David Willetts, the new man in charge of higher education south of the Border, made it clear this is going to become once again a luxury you have to pay for, rather than a right to which access is straightforward, and reasonably cheap, for anybody bright enough.
Of course, Mr Willetts has nothing directly to do with Scottish universities, but the pressures on them, already severe enough, are bound to intensify after what he said.
"Education, education, education" was a mantra of the previous age. This modern, progressive society, like its rivals elsewhere in the western world, saw nothing for it but to educate its population to the highest level it could afford. Yet those brilliant young brains also helped to deliver us the credit crunch and now, the Prime Minister hints, some return to metal-bashing would be in order.
There should be a rethink on the Left as well as on the Right. Old Labour saw in the universities an instrument of social engineering, yet enormous expansion under New Labour never brought about the expected equality.
The middle class again proved more adept than the working class at exploiting the welfare state, and access remained stubbornly narrower than the social engineers wished.
It could even be argued that inequality increased, because the poor were then paying for the children of the rich to enhance their future earning power with a degree.
Now the cackle has to be cut. The British state has been spending too much on higher education as on everything else, and in future the students will have themselves to find the money for what the taxpayers can no longer afford.
Anybody who had hoped the Scottish state might act differently would already have learned some months ago that our squeeze is to be no less painful.
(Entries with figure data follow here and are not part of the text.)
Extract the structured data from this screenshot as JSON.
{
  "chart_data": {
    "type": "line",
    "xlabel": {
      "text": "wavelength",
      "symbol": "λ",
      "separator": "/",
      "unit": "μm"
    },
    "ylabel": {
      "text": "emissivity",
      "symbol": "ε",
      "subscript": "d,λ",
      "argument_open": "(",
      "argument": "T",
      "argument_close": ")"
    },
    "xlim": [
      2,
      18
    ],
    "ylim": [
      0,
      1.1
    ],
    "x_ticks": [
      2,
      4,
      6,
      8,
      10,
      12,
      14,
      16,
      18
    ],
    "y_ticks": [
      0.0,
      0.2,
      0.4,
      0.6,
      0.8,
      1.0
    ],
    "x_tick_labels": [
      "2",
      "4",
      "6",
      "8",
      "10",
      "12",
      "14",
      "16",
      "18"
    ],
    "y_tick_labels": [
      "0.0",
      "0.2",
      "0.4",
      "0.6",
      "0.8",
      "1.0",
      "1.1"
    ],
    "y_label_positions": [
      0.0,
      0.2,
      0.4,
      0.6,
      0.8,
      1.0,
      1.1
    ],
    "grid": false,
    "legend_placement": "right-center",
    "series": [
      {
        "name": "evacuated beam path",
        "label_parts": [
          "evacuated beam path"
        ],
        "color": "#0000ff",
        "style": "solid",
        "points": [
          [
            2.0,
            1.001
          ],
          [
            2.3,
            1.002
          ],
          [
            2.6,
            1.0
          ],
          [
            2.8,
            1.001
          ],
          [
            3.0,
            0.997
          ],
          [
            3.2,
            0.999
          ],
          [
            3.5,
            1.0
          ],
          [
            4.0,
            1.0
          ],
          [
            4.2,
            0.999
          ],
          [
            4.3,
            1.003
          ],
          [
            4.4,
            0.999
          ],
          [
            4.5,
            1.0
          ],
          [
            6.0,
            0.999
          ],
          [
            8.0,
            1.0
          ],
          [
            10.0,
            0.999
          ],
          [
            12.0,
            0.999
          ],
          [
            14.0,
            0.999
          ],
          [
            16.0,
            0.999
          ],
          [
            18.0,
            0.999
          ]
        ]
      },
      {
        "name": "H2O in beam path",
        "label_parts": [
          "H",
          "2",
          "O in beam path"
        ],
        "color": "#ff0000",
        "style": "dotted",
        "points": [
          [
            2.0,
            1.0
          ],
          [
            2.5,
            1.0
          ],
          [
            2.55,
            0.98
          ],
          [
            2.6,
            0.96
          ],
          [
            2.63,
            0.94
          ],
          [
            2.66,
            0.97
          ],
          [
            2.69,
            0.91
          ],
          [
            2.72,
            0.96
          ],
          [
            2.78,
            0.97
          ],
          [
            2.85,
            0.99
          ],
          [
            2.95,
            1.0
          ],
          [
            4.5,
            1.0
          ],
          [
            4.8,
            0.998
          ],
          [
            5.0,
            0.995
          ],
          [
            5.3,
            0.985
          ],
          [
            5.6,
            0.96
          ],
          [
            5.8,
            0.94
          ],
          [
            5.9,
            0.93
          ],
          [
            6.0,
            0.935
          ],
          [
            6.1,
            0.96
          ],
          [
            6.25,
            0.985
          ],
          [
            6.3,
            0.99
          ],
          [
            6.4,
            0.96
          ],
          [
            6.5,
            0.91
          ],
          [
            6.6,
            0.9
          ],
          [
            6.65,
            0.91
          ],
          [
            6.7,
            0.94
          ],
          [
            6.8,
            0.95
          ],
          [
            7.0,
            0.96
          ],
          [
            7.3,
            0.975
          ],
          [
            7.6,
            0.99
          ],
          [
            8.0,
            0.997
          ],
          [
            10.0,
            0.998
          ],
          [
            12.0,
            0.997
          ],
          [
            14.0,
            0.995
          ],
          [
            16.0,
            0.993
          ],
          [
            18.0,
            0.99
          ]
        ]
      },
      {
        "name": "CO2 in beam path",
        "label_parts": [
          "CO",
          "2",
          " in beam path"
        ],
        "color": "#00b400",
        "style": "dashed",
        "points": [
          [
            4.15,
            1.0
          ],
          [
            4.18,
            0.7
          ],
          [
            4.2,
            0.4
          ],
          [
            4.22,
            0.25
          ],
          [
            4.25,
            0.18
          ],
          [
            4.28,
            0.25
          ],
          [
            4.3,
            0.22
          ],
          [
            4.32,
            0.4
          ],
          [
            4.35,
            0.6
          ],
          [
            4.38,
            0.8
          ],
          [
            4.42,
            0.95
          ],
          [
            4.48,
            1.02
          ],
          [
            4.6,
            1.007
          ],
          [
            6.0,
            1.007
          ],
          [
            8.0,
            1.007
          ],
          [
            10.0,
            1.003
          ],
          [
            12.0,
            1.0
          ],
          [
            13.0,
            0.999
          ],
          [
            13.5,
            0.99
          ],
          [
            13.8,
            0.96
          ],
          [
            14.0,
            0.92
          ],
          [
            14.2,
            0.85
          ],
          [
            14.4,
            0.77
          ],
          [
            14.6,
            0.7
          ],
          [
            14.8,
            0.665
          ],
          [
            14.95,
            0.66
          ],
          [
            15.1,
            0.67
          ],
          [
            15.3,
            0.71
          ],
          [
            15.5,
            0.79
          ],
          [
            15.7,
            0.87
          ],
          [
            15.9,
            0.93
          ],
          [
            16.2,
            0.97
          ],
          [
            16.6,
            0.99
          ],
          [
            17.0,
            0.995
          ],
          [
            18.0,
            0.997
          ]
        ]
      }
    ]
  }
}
From now on, all the same, the paths of the English and Scottish universities will diverge. In fact I can think of English academics who rather relish the challenges ahead.
Probably, as a result of an official review now going on, they will soon be able not only to charge higher fees but also to differentiate the fees they charge. Balliol College, Oxford, and Trinity College, Cambridge, will no longer be kept on level pegging with the former Slagsville Tech, but will again become institutions for an elite, raising and spending enough money to reward the best teachers and attract the best students.
Equality then goes out the window, obviously, but in these hard times something has to give.
In contrast, Scottish universities charge no fees to undergraduates from Scotland. By the Scottish Government this was thought to be a virtuous preservation of equality, drawing a distinction with the wicked English encouragement and tolerance of inequality.
The fact that the Scottish system does not in fact produce more equality, in the sense of better proletarian access, has seemed incapable of denting the national self-congratulation.
In the real world the difference will soon yawn in a different way.
English universities will have means to make up for the money lost from the government. Scottish universities will not.
All British universities face a testing time, yet it is hard to see how the Scottish universities in particular can avoid coming off much the worse from it. Remember that two of them regularly figure in the world's top 20 for their facilities and results.
We have to fear that a great national asset is about to be squandered.
What is the answer? Nothing easy, but one thing the universities have started to think about is moving away from an arrangement which for half a century has subjected them to the vagaries of the British state's, or nowadays the Scottish state's, financial situation. It is unstable: it changes, sometimes violently, from year to year, as it did from 2007 to 2008. A university needs more stability than that, for its staff as for its students, or for keeping up with advances in knowledge.
It follows that one of the best things a university can have is a private endowment, to finance innovations and to fall back on if need be. Up to 1945 British universities relied on such endowments – the Carnegie Foundation was the prime example in Scotland.
After 1945 the universities made a terrible mistake: they threw themselves into the arms of the state and became reliant on it for their money.
Probably the academics who yielded to this temptation assumed the state would always be run by decent chaps like themselves, former students sure to respond to appeals from their old professors. How wrong they were.
Yet it remains possible to run a university on private endowments. It does not happen in Britain, or much in Europe, but it happens in the United States on a big scale.
I myself have spent two of the happiest years of my life at Brown University, an Ivy League institution in Providence, Rhode Island, which costs $5 billion (3.44bn) a year to run (twice the total budget for education in Scotland). Yet every cent is privately raised.
While the students are mainly rich kids whose daddies can afford the fees, Brown University has also raised enough money to offer what it calls "needs-blind admission".
No able student is turned away just on the grounds that he or she cannot afford the fees – and for undergraduate courses these are up to $40,000 (27,600) a year. In those cases, the university itself provides for the student.
The system works, and I have myself met young blacks from the mean streets of nearby Boston or the children of first-generation immigrants from Asia or Latin America, all benefiting from what the Ivy League institution gives them: one of the best educations in the world.
Brown and similar institutions still offer what used to be a pride of the British welfare state: free higher education to anybody who needs it. In Britain this is a forgotten dream. Yet it is still part of the American dream. It is also one difference between the public and the private sector.